Seigneurial System of New France - After The British Conquest

After The British Conquest

After the Battle of the Plains of Abraham and the conquest of Quebec by the British during the Seven Years' War, the system became an obstacle to colonization by British settlers. The Quebec Act of 1774 retained French civil law and therefore the seigneurial system.

It remained relatively intact for almost a century. This was the prime land; also many Englishmen and Scotsmen purchased seigneuries; others were divided equally between male and female offspring; some were run by the widows of seigneurs as their children grew to adulthood. Over time land became subdivided among the owners' offspring and descendants, resulting in increasingly narrow plots of land.

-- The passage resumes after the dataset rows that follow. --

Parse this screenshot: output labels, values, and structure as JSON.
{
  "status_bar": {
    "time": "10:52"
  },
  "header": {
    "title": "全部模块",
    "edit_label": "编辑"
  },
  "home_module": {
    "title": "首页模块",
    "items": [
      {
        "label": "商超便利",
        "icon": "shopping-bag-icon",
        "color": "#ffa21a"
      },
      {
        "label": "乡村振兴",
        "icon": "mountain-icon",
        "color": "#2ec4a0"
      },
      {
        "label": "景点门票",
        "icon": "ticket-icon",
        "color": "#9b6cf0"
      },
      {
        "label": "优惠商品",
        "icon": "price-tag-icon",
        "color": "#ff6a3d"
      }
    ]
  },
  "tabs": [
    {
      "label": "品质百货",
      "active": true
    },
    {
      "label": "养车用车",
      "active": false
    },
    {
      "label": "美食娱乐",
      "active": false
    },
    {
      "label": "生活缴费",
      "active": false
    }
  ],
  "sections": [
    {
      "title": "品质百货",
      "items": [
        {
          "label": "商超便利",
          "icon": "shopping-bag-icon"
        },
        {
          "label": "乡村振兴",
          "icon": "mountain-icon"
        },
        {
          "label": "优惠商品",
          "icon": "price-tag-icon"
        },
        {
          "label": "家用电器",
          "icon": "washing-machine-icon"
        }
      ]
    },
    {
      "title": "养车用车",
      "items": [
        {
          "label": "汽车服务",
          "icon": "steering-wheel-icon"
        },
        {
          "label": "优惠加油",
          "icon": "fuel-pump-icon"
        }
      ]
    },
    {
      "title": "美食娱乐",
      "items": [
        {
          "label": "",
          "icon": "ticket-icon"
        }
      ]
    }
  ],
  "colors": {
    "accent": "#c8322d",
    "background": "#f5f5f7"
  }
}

When Quebec was divided in December 1791 between Lower Canada (today's Quebec) and Upper Canada (today's Ontario), a 45.7 km (28.4 mi) segment of the colonial boundary was drawn at the west edge of the westernmost contiguous seigneuries along the St. Lawrence and Ottawa rivers, accounting for the small triangle of land at Vaudreuil-Soulanges that belongs to Quebec rather than Ontario. Only two outlying seigneuries were ever established in the area that became Upper Canada, being located at L'Orignal on the Ottawa River and Frontenac at the eastern end of Lake Ontario at what is now Kingston and Wolfe Island.